Only if you are in free fall. Don't confuse proper time with coordinate time. In fact, I would advise forgetting about coordinates and frames altogether when thinking about this. The rest of your post is simply compounding that error.

 

[PeterDonis]

isn't it inconsistent with he principle of least action?

No, because the action for an object moving through spacetime is the object's rest mass times minus the proper time. So maximizing the proper time is the same as minimizing the action.

 

[PeterDonis]

Light takes the path of the sum of histories, but that adds up and cancels out to the path that takes the least time, right?

Light moves on null geodesics, which do not maximize proper time; proper time is a meaningless concept for null curves.

The "least time" principle for light propagation is a special case of the principle of least action, yes; but it's not the same thing that we're talking about when we talk about a timelike geodesic maximizing proper time.

A geodesic is the shortest possible path on the 4D manifold, etc?

Not a timelike geodesic on a Lorentzian manifold, no. A timelike geodesic is the longest possible path between two points.

Actually, in a curved spacetime, this is only true locally; there might be paths with longer proper time that are not "nearby" to a given geodesic. For example, consider a circular free-fall orbit about a planet like the Earth. This is a geodesic, so if we pick two events that are exactly one orbit apart, the orbital path through spacetime will locally be the longest possible path that connects those two points; but only locally. There will be another geodesic path that is longer--namely, the purely radial path, which would be realized by a ball thrown upwards from the first event (i.e., just as the orbiting object passes) with just the right velocity to fall back down and reach the second event (i.e., it falls down past the orbiting object just as it has completed exactly one orbit). But this radial geodesic path is not "locally" accessible from the circuliar orbit path (roughly, because the orbit path winds once around the Earth, but the radial path does not).

 

[Paige_Turner]

> the object's rest mass times minus the proper time.

WOH.Action is one of the things I'm currently trying to understand.
So maximizing the proper time is the same as minimizing the action.
That was key info, thx.

I wish I knew how many more of those understanding nuggets I have to collect before I'll understand what the eff is going on--how nature works.

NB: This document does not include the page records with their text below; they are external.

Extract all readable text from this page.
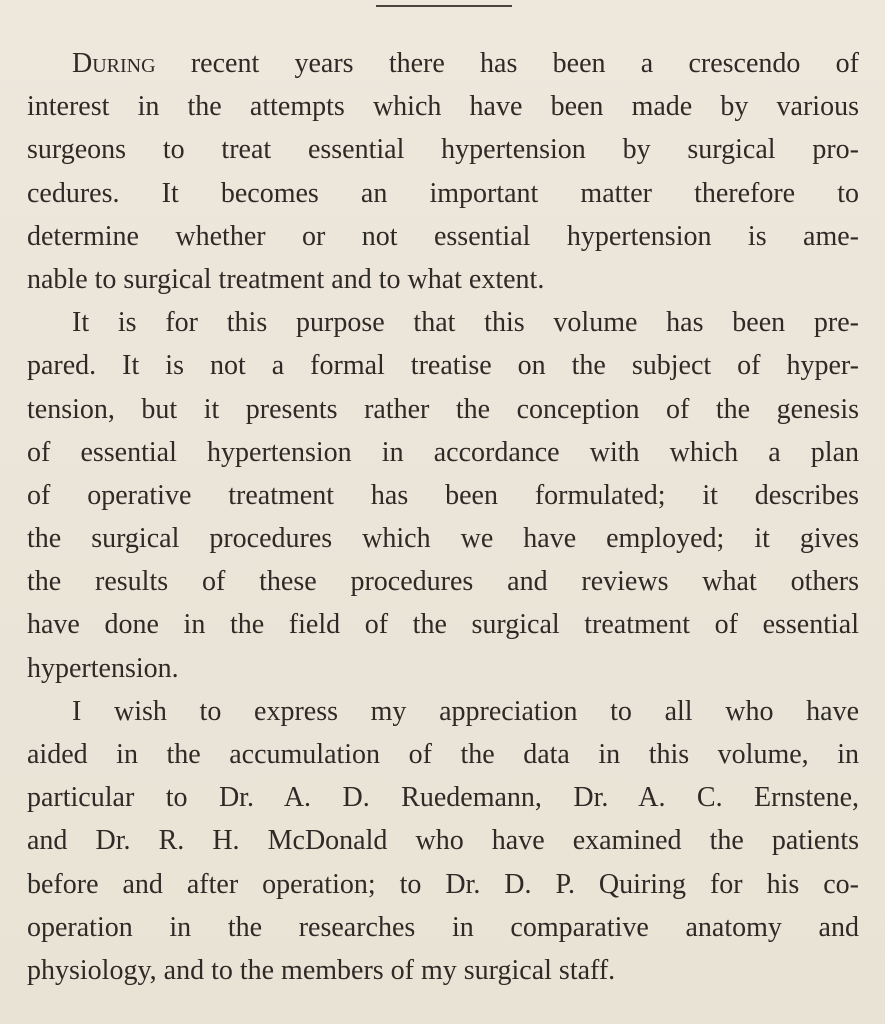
During recent years there has been a crescendo of
interest in the attempts which have been made by various
surgeons to treat essential hypertension by surgical pro-
cedures. It becomes an important matter therefore to
determine whether or not essential hypertension is ame-
nable to surgical treatment and to what extent.
It is for this purpose that this volume has been pre-
pared. It is not a formal treatise on the subject of hyper-
tension, but it presents rather the conception of the genesis
of essential hypertension in accordance with which a plan
of operative treatment has been formulated; it describes
the surgical procedures which we have employed; it gives
the results of these procedures and reviews what others
have done in the field of the surgical treatment of essential
hypertension.
I wish to express my appreciation to all who have
aided in the accumulation of the data in this volume, in
particular to Dr. A. D. Ruedemann, Dr. A. C. Ernstene,
and Dr. R. H. McDonald who have examined the patients
before and after operation; to Dr. D. P. Quiring for his co-
operation in the researches in comparative anatomy and
physiology, and to the members of my surgical staff.
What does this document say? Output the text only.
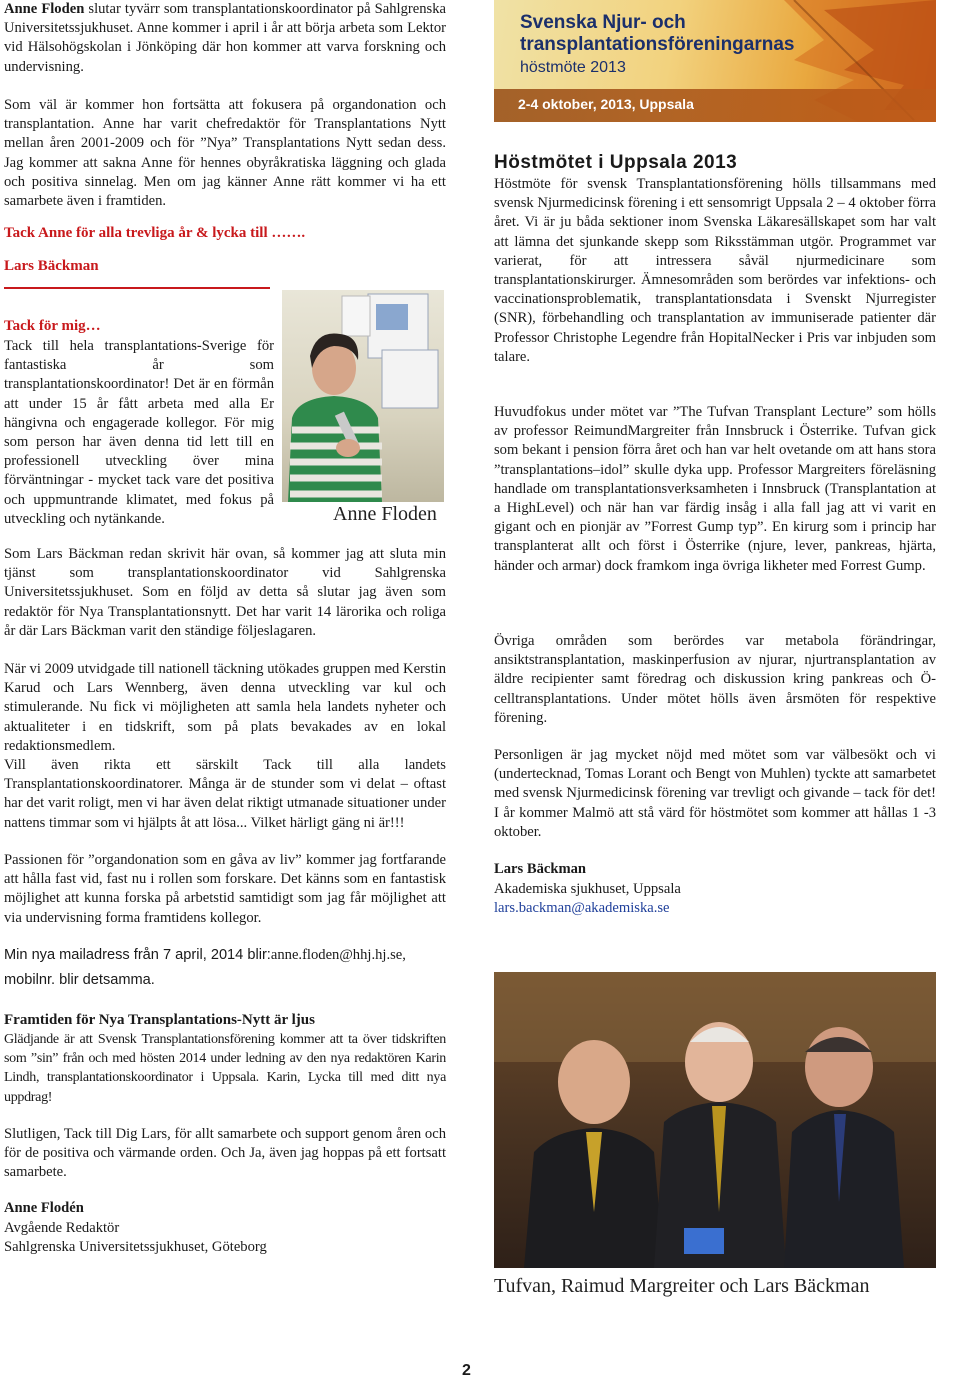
Anne Floden slutar tyvärr som transplantationskoordinator på Sahlgrenska Universitetssjukhuset. Anne kommer i april i år att börja arbeta som Lektor vid Hälsohögskolan i Jönköping där hon kommer att varva forskning och undervisning.

Som väl är kommer hon fortsätta att fokusera på organdonation och transplantation. Anne har varit chefredaktör för Transplantations Nytt mellan åren 2001-2009 och för ”Nya” Transplantations Nytt sedan dess. Jag kommer att sakna Anne för hennes obyråkratiska läggning och glada och positiva sinnelag. Men om jag känner Anne rätt kommer vi ha ett samarbete även i framtiden.

Tack Anne för alla trevliga år & lycka till …….

Lars Bäckman

Tack för mig…

Tack till hela transplantations-Sverige för fantastiska år som transplantationskoordinator! Det är en förmån att under 15 år fått arbeta med alla Er hängivna och engagerade kollegor. För mig som person har även denna tid lett till en professionell utveckling över mina förväntningar - mycket tack vare det positiva och uppmuntrande klimatet, med fokus på utveckling och nytänkande.	Anne Floden

Som Lars Bäckman redan skrivit här ovan, så kommer jag att sluta min tjänst som transplantationskoordinator vid Sahlgrenska Universitetssjukhuset. Som en följd av detta så slutar jag även som redaktör för Nya Transplantationsnytt. Det har varit 14 lärorika och roliga år där Lars Bäckman varit den ständige följeslagaren.

När vi 2009 utvidgade till nationell täckning utökades gruppen med Kerstin Karud och Lars Wennberg, även denna utveckling var kul och stimulerande. Nu fick vi möjligheten att samla hela landets nyheter och aktualiteter i en tidskrift, som på plats bevakades av en lokal redaktionsmedlem.

Vill även rikta ett särskilt Tack till alla landets Transplantationskoordinatorer. Många är de stunder som vi delat – oftast har det varit roligt, men vi har även delat riktigt utmanade situationer under nattens timmar som vi hjälpts åt att lösa... Vilket härligt gäng ni är!!!

Passionen för ”organdonation som en gåva av liv” kommer jag fortfarande att hålla fast vid, fast nu i rollen som forskare. Det känns som en fantastisk möjlighet att kunna forska på arbetstid samtidigt som jag får möjlighet att via undervisning forma framtidens kollegor.

Min nya mailadress från 7 april, 2014 blir:anne.floden@hhj.hj.se,

mobilnr. blir detsamma.

Framtiden för Nya Transplantations-Nytt är ljus

Glädjande är att Svensk Transplantationsförening kommer att ta över tidskriften som ”sin” från och med hösten 2014 under ledning av den nya redaktören Karin Lindh, transplantationskoordinator i Uppsala. Karin, Lycka till med ditt nya uppdrag!

Slutligen, Tack till Dig Lars, för allt samarbete och support genom åren och för de positiva och värmande orden. Och Ja, även jag hoppas på ett fortsatt samarbete.

Anne Flodén

Avgående Redaktör

Sahlgrenska Universitetssjukhuset, Göteborg

Svenska Njur- och
transplantationsföreningarnas
höstmöte 2013
2-4 oktober, 2013, Uppsala

Höstmötet i Uppsala 2013

Höstmöte för svensk Transplantationsförening hölls tillsammans med svensk Njurmedicinsk förening i ett sensomrigt Uppsala 2 – 4 oktober förra året. Vi är ju båda sektioner inom Svenska Läkaresällskapet som har valt att lämna det sjunkande skepp som Riksstämman utgör. Programmet var varierat, för att intressera såväl njurmedicinare som transplantationskirurger. Ämnesområden som berördes var infektions- och vaccinationsproblematik, transplantationsdata i Svenskt Njurregister (SNR), förbehandling och transplantation av immuniserade patienter där Professor Christophe Legendre från HopitalNecker i Pris var inbjuden som talare.

Huvudfokus under mötet var ”The Tufvan Transplant Lecture” som hölls av professor ReimundMargreiter från Innsbruck i Österrike. Tufvan gick som bekant i pension förra året och han var helt ovetande om att hans stora ”transplantations–idol” skulle dyka upp. Professor Margreiters föreläsning handlade om transplantationsverksamheten i Innsbruck (Transplantation at a HighLevel) och när han var färdig insåg i alla fall jag att vi varit en gigant och en pionjär av ”Forrest Gump typ”. En kirurg som i princip har transplanterat allt och först i Österrike (njure, lever, pankreas, hjärta, händer och armar) dock framkom inga övriga likheter med Forrest Gump.

Övriga områden som berördes var metabola förändringar, ansiktstransplantation, maskinperfusion av njurar, njurtransplantation av äldre recipienter samt föredrag och diskussion kring pankreas och Ö-celltransplantations. Under mötet hölls även årsmöten för respektive förening.

Personligen är jag mycket nöjd med mötet som var välbesökt och vi (undertecknad, Tomas Lorant och Bengt von Muhlen) tyckte att samarbetet med svensk Njurmedicinsk förening var trevligt och givande – tack för det! I år kommer Malmö att stå värd för höstmötet som kommer att hållas 1 -3 oktober.

Lars Bäckman

Akademiska sjukhuset, Uppsala

lars.backman@akademiska.se

Tufvan, Raimud Margreiter och Lars Bäckman

2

Would that minus sign happen to be the same as the minus sign in the interval metric equation? Is it negative for the same reason that in the interval, the elapsed time is subtracted from the sum of the squared space distances?

 

[PeterDonis]

Would that minus sign happen to be the same as the minus sign in the interval metric equation?

No. Heuristically, the minus sign comes from the fact that the Lagrangian is kinetic energy minus potential energy, and rest mass is part of potential energy in relativity.

 

[Paige_Turner]

No. Heuristically, the minus sign comes from the fact that the Lagrangian is kinetic energy minus potential energy, and rest mass is part of potential energy in relativity.

Yaaack! That was the key.

With your info plus reading about Langrangians and action for the past hour, I've learned as much today as in any college class. That makes me both delighted and excited because it links all the stuff I noticed about cyclic trading of energy between dimensions, like in pendulums, and the nature of potential energy and gravity. It's an important (to me) path I've been looking for. Thank you.

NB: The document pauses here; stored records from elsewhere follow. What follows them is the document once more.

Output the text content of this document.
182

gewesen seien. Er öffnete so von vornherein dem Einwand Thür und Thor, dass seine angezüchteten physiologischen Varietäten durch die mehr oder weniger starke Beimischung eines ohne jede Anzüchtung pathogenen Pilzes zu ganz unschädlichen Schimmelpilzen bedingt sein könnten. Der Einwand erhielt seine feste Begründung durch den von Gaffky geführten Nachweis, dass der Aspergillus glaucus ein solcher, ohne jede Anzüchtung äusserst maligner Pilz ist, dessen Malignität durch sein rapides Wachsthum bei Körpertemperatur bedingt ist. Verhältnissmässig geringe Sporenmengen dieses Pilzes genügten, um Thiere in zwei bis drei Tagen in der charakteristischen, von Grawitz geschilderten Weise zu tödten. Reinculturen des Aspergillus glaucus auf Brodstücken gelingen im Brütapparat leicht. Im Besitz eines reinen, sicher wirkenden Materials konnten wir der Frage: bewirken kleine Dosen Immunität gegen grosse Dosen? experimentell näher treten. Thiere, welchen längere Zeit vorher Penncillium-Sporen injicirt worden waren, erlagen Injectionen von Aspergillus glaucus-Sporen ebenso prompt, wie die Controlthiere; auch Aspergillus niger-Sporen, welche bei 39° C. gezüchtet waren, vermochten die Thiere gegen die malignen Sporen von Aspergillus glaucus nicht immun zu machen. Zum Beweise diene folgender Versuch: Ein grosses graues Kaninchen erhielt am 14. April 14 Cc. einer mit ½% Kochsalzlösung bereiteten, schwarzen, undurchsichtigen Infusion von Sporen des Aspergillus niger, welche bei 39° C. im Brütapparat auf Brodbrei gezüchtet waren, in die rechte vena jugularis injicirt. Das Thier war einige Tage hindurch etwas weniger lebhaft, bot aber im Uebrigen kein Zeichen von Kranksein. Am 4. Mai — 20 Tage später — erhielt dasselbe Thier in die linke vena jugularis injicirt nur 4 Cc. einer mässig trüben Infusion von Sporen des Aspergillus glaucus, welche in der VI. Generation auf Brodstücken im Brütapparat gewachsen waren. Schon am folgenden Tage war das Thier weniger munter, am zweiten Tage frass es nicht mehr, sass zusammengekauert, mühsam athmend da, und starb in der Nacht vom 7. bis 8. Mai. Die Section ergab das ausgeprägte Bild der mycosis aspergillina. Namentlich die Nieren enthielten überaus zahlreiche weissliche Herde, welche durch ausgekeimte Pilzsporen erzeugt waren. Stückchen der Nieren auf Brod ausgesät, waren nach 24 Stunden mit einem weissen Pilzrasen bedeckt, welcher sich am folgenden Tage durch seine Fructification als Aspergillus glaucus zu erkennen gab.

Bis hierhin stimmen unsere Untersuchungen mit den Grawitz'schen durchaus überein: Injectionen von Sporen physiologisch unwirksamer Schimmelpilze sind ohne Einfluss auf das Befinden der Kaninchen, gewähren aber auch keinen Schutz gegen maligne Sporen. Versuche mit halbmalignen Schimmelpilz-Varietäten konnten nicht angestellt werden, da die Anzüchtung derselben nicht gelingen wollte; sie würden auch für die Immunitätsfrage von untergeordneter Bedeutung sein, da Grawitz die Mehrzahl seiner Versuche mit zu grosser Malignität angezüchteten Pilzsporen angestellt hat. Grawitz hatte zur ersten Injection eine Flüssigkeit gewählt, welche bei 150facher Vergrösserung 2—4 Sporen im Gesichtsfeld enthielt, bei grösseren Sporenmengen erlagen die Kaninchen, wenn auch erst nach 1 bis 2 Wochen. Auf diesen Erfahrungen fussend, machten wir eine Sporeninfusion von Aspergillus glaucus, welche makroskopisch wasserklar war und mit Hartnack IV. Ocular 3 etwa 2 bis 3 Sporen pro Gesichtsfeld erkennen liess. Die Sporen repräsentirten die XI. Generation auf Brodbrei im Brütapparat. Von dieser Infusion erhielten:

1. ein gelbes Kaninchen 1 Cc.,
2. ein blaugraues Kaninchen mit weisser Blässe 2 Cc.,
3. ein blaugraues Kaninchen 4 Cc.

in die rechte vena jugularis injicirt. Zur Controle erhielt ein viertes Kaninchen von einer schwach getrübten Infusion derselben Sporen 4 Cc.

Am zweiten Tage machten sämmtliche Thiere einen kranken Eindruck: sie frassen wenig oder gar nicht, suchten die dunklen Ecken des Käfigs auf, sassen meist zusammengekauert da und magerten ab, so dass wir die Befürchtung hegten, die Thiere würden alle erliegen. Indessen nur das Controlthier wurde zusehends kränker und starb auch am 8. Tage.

Since I can never seem to understand something without understanding a whole lot of other stuff, i have more more questions about action and the Planck constant, but I'll ask them in another thread.

 

[PeterDonis]

i have more more questions about action and the Planck constant, but I'll ask them in another thread.

Note that if the question involves Planck's constant, it probably belongs in the quantum physics forum.

 

[Paige_Turner]

> it probably belongs in the quantum physics forum.

No way. I'm staying away from that quantum stuff. It's scary.

 

[PeterDonis]

I'm staying away from that quantum stuff. It's scary.

You can't stay away from quantum stuff if you ask questions involving Planck's constant.